Y la Presa seguía huyendo…

– Nos interesa su investigación, Nerteaux. -Amien ya no sonreía-. Hemos establecido la relación entre las tres víctimas de su caso y la mujer que buscamos. Los jefes del cártel turco enviaron a sus sicarios para buscarla, pero hasta ahora los ha eludido. ¿Dónde está Nerteaux? ¿Tiene alguna pista, por pequeña que sea, que pueda conducirnos hasta ella?

Paul no respondió. Remontaba mentalmente el tren que le había pasado por delante de las narices: los Lobos Grises torturando mujeres, en busca de la droga; Schiffer, con su especial olfato, comprendiendo poco a poco que perseguía a la misma mujer que lo había engañado huyendo con el precioso cargamento…

En ese momento tomó una decisión. Sin preámbulos, le contó toda la historia a Olivier Amien. El secuestro de Zeynep Tütengil, en noviembre de 2001. El descubrimiento de Sema Golkalp en el baño turco. La intervención de Philippe Charlier y su operación de limpieza. El programa de condicionamiento psíquico. La creación de Anna Heymes. La fuga de esta última, que volvía sobre sus pasos y recuperaba poco a poco la memoria… hasta meterse de nuevo en la piel de la traficante y tomar el camino del cementerio.

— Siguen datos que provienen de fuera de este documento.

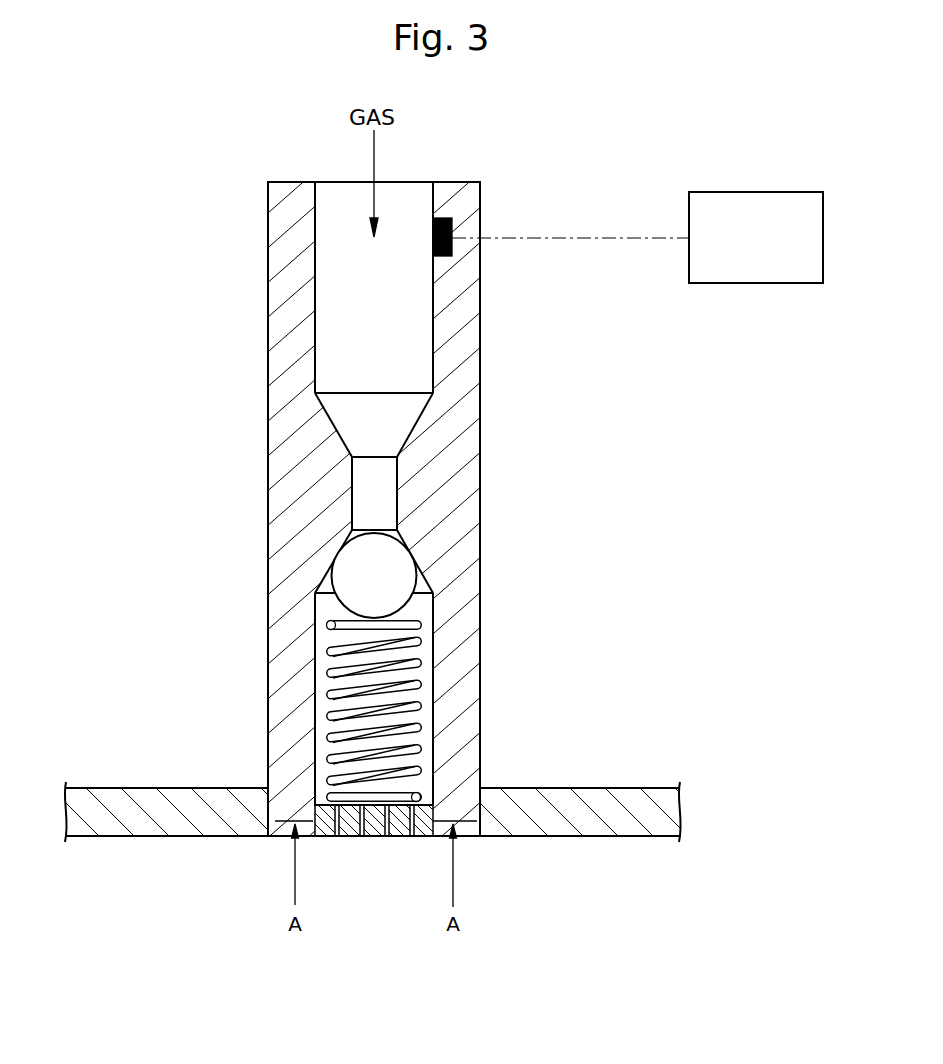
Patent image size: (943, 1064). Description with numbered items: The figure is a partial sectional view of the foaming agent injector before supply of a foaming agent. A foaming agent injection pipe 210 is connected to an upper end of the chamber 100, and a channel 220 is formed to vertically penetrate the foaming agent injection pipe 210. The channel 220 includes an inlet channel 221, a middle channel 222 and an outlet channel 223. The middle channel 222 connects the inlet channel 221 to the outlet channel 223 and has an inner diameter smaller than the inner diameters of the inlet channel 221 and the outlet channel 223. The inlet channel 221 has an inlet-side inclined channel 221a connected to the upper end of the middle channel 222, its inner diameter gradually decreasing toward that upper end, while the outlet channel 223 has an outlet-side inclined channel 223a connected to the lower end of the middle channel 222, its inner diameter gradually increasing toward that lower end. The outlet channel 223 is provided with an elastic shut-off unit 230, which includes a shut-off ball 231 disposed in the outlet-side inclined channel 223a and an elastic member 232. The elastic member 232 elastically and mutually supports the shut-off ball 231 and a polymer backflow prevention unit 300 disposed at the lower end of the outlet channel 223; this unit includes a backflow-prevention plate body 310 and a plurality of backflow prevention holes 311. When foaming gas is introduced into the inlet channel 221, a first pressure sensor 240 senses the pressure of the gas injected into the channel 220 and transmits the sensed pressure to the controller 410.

The chamber 100 is at (597, 812).
The foaming agent injection pipe 210 is at (450, 497).
The channel 220 is at (337, 493).
The inlet channel 221 is at (355, 299).
The inlet-side inclined channel 221a is at (407, 440).
The middle channel 222 is at (368, 485).
The outlet channel 223 is at (294, 699).
The outlet-side inclined channel 223a is at (407, 556).
The elastic shut-off unit 230 is at (494, 667).
The shut-off ball 231 is at (387, 583).
The elastic member 232 is at (385, 627).
The first pressure sensor 240 is at (440, 218).
The polymer backflow prevention unit 300 is at (377, 914).
The backflow-prevention plate body 310 is at (398, 836).
The backflow prevention holes 311 is at (362, 836).
The controller 410 is at (757, 190).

Cuando Paul dio por concluido su relato, el alto funcionario parecía totalmente noqueado.

– ¿Por eso ha venido Charlier? -preguntó al cabo de un minuto largo.

– Y Beauvanier. Están pringados hasta las cejas. Han venido a asegurarse de que Schiffer está bien muerto. Pero queda Anna Heymes. Y Charlier tiene que encontrarla antes de que hable. La eliminará en cuanto le ponga la mano encima. Va detrás de la misma liebre que usted.

Amien se colocó frente a Paul y se quedó inmóvil. Su expresión tenía la dureza de la piedra.

– Charlier es cosa mía. ¿Qué tiene usted para localizar a esa mujer?

Paul miraba las sepulturas a su alrededor. Un retrato amarillento en un marco oval. Una plácida Virgen, envuelta en un lánguido manto, miraba hacia un lado. Un Cristo taciturno de tonos broncíneos… En todo aquello había algún detalle que le decía algo, pero no sabía qué.

– ¿Qué pista tiene? -insistió Amien sacudiéndole el brazo con brusquedad-. La muerte de Schiffer le caerá encima como una losa. Como policía, está usted acabado. A menos que encontremos a la chica y saquemos el asunto a la luz. Con usted en el papel de héroe Le repito la pregunta: ¿qué pista tiene?

– Quiero seguir con la investigación personalmente -repuso Paul.

– Deme la información. Luego ya se verá.

– Quiero su palabra de honor.

– ¡Hable, por amor de Dios! -exclamó Amien, exasperado.

Paul volvió a abarcar los monumentos funerarios con la mirada: el desgastado rostro de la Virgen, la alargada cabeza del Cristo, el retrato oval de tonos sepia… De pronto, comprendió el mensaje: caras. El único modo de encontrarla.

– Se ha operado la cara -murmuró-. Cirugía estética. Tengo una lista de los cirujanos que podrían haber realizado la operación en París. Ya he hablado con tres. Deme lo que queda de hoy para hablar con los demás.

– ¿Eso…? ¿Eso es todo lo que tiene? -preguntó Amien con la decepción pintada en el rostro.